Republican presidential candidate Donald Trump predicted a huge economic crash — and his own 2016 political strategy — in a TV-interview during the first Bush administration, which left office in January 1993.
Trump, calling himself a cautious, “very conservative” investor, said that a financial catastrophe “is going to happen. It’s going to happen drastically. It’s going to be dramatic, and it’s going to be horrible.”
“I’d like to see the country wake up long before that,” he added.
He seemed to suggest that a future economic crisis would prompt a pro-American political movement. “I hope that somebody comes along who can be an advocate, and I think that somebody will be so popular. He or she,” Trump added. “But I don’t see it now. I wish that person were there. I don’t know how much longer we have.”
“I do know one thing. This country is losing hundreds of billions. It’s not a question ‘If.’ It’s a question when. [A crash] is going to happen… That’s when, unfortunately, we’re going to wake up,” Trump said at the time.
On economics, Trump wondered how the American government can possibly finance low-income Section Eight rentals, build housing, or fund education when countries like Japan and walled-off West Germany “are ripping us dry.”
Trump said government can raise funds without raising taxes on Americans, but rather by cutting the trade deficit with foreign allies and implementing protectionist policies on foreign goods. “I want to tax Japan, I don’t want to tax you. I want to tax West Germany. I want to tax Saudi Arabia. We keep them alive,” Trump said. “I’m not looking to tax you.”

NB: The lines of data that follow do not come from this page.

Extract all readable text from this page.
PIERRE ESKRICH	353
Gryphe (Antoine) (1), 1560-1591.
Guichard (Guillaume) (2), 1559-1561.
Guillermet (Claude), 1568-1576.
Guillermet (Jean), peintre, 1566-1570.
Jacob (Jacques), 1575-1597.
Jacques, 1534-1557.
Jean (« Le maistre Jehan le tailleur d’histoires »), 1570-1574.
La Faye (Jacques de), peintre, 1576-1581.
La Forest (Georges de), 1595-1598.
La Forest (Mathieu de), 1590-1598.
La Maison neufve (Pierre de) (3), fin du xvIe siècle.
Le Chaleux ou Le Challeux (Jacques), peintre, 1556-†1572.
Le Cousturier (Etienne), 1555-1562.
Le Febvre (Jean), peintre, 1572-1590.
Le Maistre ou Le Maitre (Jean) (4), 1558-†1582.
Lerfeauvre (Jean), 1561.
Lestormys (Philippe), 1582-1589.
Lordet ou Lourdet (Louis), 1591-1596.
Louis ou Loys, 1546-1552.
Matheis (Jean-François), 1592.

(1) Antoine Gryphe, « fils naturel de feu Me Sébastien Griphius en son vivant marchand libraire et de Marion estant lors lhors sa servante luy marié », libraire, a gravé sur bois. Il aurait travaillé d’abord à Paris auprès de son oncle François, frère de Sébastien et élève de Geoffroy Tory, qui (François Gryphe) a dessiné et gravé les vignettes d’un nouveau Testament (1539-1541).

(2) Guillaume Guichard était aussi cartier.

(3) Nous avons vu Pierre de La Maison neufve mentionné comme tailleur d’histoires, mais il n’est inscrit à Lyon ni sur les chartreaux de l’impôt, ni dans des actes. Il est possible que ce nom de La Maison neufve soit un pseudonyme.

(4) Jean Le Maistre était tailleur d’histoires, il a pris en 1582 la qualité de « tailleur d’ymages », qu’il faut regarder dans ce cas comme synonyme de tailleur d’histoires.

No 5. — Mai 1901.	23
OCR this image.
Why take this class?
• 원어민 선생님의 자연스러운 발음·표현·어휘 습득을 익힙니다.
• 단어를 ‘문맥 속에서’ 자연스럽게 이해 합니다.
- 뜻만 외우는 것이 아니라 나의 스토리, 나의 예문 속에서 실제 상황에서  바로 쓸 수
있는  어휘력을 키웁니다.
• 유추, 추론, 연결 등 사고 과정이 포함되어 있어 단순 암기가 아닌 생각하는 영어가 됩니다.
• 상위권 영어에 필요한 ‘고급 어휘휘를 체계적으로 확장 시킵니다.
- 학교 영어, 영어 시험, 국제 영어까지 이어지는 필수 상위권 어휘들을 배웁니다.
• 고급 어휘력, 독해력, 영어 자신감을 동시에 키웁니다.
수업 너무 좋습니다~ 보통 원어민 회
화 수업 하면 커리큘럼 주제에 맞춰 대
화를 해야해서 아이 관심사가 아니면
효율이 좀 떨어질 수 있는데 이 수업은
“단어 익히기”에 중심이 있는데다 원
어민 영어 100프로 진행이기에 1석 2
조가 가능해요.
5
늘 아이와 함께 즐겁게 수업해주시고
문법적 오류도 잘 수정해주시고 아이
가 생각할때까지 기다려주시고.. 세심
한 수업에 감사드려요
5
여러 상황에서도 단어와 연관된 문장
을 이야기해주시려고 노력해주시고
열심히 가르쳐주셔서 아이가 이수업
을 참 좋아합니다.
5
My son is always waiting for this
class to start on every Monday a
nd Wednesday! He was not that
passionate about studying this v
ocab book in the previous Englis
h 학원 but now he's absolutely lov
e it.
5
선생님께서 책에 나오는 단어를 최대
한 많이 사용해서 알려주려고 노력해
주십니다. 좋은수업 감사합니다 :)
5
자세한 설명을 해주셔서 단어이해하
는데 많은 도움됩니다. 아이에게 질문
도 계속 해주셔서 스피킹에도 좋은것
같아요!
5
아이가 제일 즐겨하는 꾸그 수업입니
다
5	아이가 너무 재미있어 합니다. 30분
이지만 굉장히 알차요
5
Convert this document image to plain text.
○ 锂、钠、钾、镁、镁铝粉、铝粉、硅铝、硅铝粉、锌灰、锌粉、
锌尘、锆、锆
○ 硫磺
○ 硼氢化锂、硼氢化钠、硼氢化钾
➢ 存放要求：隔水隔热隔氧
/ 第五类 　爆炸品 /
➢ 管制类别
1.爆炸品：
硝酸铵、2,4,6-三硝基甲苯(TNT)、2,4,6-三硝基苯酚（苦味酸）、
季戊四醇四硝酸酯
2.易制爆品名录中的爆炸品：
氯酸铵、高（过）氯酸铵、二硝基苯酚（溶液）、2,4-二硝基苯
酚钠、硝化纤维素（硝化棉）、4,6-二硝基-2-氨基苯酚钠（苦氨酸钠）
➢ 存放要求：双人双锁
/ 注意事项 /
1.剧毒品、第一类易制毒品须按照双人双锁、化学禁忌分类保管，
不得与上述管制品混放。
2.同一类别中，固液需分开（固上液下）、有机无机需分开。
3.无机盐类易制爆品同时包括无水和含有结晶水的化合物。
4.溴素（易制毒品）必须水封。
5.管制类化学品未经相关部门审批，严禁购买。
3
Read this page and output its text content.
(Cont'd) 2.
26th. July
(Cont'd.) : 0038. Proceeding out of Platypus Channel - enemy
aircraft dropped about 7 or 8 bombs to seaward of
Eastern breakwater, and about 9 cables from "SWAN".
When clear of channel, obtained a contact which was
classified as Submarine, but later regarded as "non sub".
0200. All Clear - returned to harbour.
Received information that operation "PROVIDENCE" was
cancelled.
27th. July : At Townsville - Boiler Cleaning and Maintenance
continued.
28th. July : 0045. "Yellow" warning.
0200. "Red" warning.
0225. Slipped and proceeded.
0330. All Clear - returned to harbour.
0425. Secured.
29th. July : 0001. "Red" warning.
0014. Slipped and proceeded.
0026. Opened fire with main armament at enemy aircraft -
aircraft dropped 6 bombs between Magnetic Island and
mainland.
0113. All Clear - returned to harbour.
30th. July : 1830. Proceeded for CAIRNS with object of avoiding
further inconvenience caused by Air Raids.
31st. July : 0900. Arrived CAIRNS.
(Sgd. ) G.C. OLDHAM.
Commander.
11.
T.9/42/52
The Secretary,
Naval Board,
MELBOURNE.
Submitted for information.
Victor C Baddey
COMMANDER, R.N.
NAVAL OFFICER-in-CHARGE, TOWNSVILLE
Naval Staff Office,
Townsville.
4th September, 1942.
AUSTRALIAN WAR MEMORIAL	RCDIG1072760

You’re going to tell the American people, Hey they make a wonderful product. But you’re going to have to pay a premium. You’re going to absolutely have to pay a premium if you want to buy a Mercedes-Benz. West Germany won’t even lose that much business and this country will take in billions and billions of dollars.
You’d be surprised at how little business they’re going to lose, and you’ll be amazed at how much money comes into our coffers. And you’ll also be surprised at another thing: Japan and West Germany and Saudi Arabia, they’ll start respecting us. Because right now they have absolutely no respect for the United States. They do not believe what they’re getting away with, and they’ve been getting away with it for years.
Trump said that then-President George H.W. Bush was not interested in solving the problem. “I believe that George Bush and a lot of other people, and George Bush is a friend. I believe that they just don’t want to make waves. They don’t want to broach the subject. They don’t want to become, as I said before, advocates. They just want to keep it the way it is,” Trump said, adding, “The problem that I have with that is that I don’t believe you can keep it the way it is. See, I don’t believe that a country can continue to lose perhaps two hundred billion a year. I really don’t.”
Then Trump predicted financial disaster:
I know from a common-sense financial standpoint, that something has to burst. When a country is losing billions and billions and billions of dollars a year, and when other countries are making hundreds of billions of dollars, something is going to burst. And it’s going to start here. I know it. It’s a question of when.” (10:50 Mark In Video Below)
“To me, it’s not a question ‘if.’ It’s a question of when,” he said.
And unless we’re going to solve our problem, and the problem is caused by our allies, unless we’re going to solve our problem, this country is in very, very big trouble. And I’m not talking recession kind of trouble. I’m talking depression kind of trouble. And that’s when we’ll get smart.
I’m a very conservative guy, I believe in having cash as opposed to a lot of other [investors] who don’t have cash, I have wonderful properties. I have wonderful everything. Donald Trump gets hurt. Everyone gets hurt. The whole country goes…essentially, the whole country goes somewhat down the tubes. (11:40 Mark In Video).
Trump is currently fighting to burnish his conservative credentials against opponent Ted Cruz and some in the conservative movement who object to his protectionist economic views.